The authors of the recent study conclude that assessment of MICA matching and antibody detection is warranted to identify patients at elevated risk for rejection. We agree that the findings are valuable and undoubtedly contribute to our understanding of transplant rejection, but widespread MICA genotyping and DSA testing may not be ready for prime time. Several drawbacks warrant additional studies to further bolster the clinical validity and utility of MICA genotyping and antibody testing.
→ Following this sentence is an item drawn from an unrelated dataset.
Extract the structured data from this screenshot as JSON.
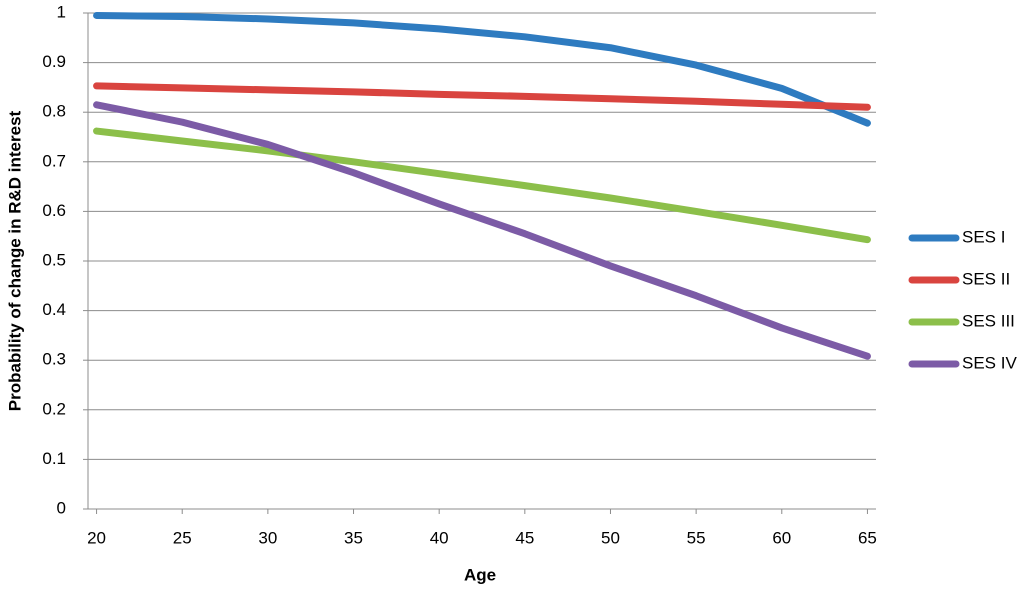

First, assay standardization, validation, and appropriate assignment of antibody positivity are key issues to resolve. Notably, the MFI cutoffs to define positivity for HLA and MICA antibodies, respectively, were very low at 500 and 100 MFI in this study. In fact, the positive cutoff of 500 MFI to define HLA antibody positivity is much lower than typically used or recommended and could have affected the results of this study.9 Furthermore, recipient and donor racial and ethnic breakdowns were not provided. Because of the preponderance of extended haplotypes and MICA alleles combined with differences across individuals with disparate backgrounds, a follow-up validation study in a diverse cohort is needed.

After addressing the laboratory issues, the community needs to understand when MICA should be obtained and how to interpret the results. Currently, MICA antibody testing is infrequently utilized by only a few transplant centers in select circumstances when searching to explain histological features suggestive of AMR when classical HLA antibody is not present. Widespread MICA genotyping and DSA testing would certainly help to further clarify the role of MICA in transplantation, but unintended consequences must be considered. Reducing access to transplantation by overestimating the risk of MICA mismatch and DSA without further data would be inappropriate. The causes of allograft failure are multifactorial, and DSA is only one of the multiple factors to consider.

In conclusion, the evidence is building that the MICA antigen should no longer be ignored in solid organ transplantation. MICA genotype mismatching is associated with reduced kidney allograft survival independent of HLA matching, and future pretransplant workup will likely include MICA genotyping. At the same time, there is, more than ever, a need to standardize, validate, and optimize MICA DSA testing.

Thus, it will need to be determined how to use the information by Carapoito and coworkers with the question remaining of how to incorporate the data provided into practice to improve long-term patient outcomes.